President Ford restored the good name of the United States in a time of crisis. He was not a man whose temperament was given to brooding or doubt, anxiety or sleeplessness. But in his later years, in Colorado or California, when he couldn’t sleep, he told his friend, presidential biographer Richard Norton Smith, he would lie awake at night “and think of Grand Rapids” as if evoking a comfortable dream.
He was not born in Grand Rapids, just as he was not born Jerry Ford. But Grand Rapids became his hometown when he was very young. Its iconic Midwestern sobriety and earnestness went a long way toward defining him. It nurtured and sheltered him. It eventually sent him to Congress as its representative — over and over. He repaid his constituents with hard work, from personal responses to their letters and requests to inspiring appearances at every occasion, from the Red Flannel Days parade to the smallest school assembly. He served the town and the town, in turn, gave him a place to which he could always go home again.

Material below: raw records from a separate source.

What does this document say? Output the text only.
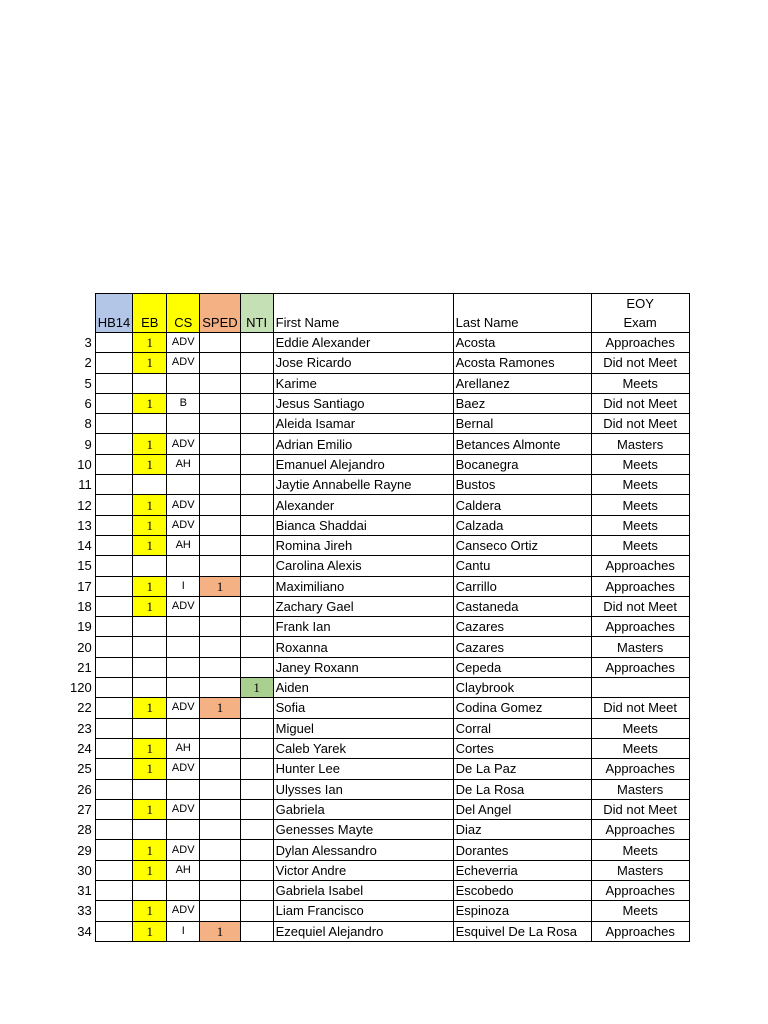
	HB14	EB	CS	SPED	NTI	First Name	Last Name	EOY
Exam
3		1	ADV			Eddie Alexander	Acosta	Approaches
2		1	ADV			Jose Ricardo	Acosta Ramones	Did not Meet
5						Karime	Arellanez	Meets
6		1	B			Jesus Santiago	Baez	Did not Meet
8						Aleida Isamar	Bernal	Did not Meet
9		1	ADV			Adrian Emilio	Betances Almonte	Masters
10		1	AH			Emanuel Alejandro	Bocanegra	Meets
11						Jaytie Annabelle Rayne	Bustos	Meets
12		1	ADV			Alexander	Caldera	Meets
13		1	ADV			Bianca Shaddai	Calzada	Meets
14		1	AH			Romina Jireh	Canseco Ortiz	Meets
15						Carolina Alexis	Cantu	Approaches
17		1	I	1		Maximiliano	Carrillo	Approaches
18		1	ADV			Zachary Gael	Castaneda	Did not Meet
19						Frank Ian	Cazares	Approaches
20						Roxanna	Cazares	Masters
21						Janey Roxann	Cepeda	Approaches
120					1	Aiden	Claybrook	
22		1	ADV	1		Sofia	Codina Gomez	Did not Meet
23						Miguel	Corral	Meets
24		1	AH			Caleb Yarek	Cortes	Meets
25		1	ADV			Hunter Lee	De La Paz	Approaches
26						Ulysses Ian	De La Rosa	Masters
27		1	ADV			Gabriela	Del Angel	Did not Meet
28						Genesses Mayte	Diaz	Approaches
29		1	ADV			Dylan Alessandro	Dorantes	Meets
30		1	AH			Victor Andre	Echeverria	Masters
31						Gabriela Isabel	Escobedo	Approaches
33		1	ADV			Liam Francisco	Espinoza	Meets
34		1	I	1		Ezequiel Alejandro	Esquivel De La Rosa	Approaches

Hendrik Booraem’s story of the young Gerald Ford is a powerful testament to the way nature and nurture — and in some ways nature giving way to nurture — come together to form who we are. Tracing the childhood of our thirty-eighth president is a detective story as well as a retelling of familiar truths. Booraem, who has previously published youth biographies of Presidents Andrew Jackson, William Henry Harrison, James Garfield, and Calvin Coolidge, does a masterful job of discerning in Ford’s youth the seeds of character that would alter American history.
His mother and stepfather provided the secure support that fostered a confident young man. Their home had three rules: work hard, tell the truth, and show up for dinner on time. The Boy Scouts, South High School, and an uneven gridiron, where a young athlete proved his toughness and prowess, provided settings where a powerful personality could begin to assert itself. As Speaker of the United States House of Representatives Thomas P. (“Tip”) O’Neill observed of his good friend across the aisle, the country was fortunate to have President Ford in its grave moment of constitutional peril in the 1970s just as it was fortunate to have Abraham Lincoln during the agony of the Civil War in the 1860s.
Reflecting on West Michigan’s native son in this the centennial year of his birth (2013), it is altogether appropriate that we revisit his roots as we celebrate his legacy. Where did Gerald Ford come from? What resources did he draw upon when he found himself so suddenly crossing the threshold of the White House as its unelected occupant? We are lucky indeed to have Hendrik Booraem’s account of how where he came from shaped who he became.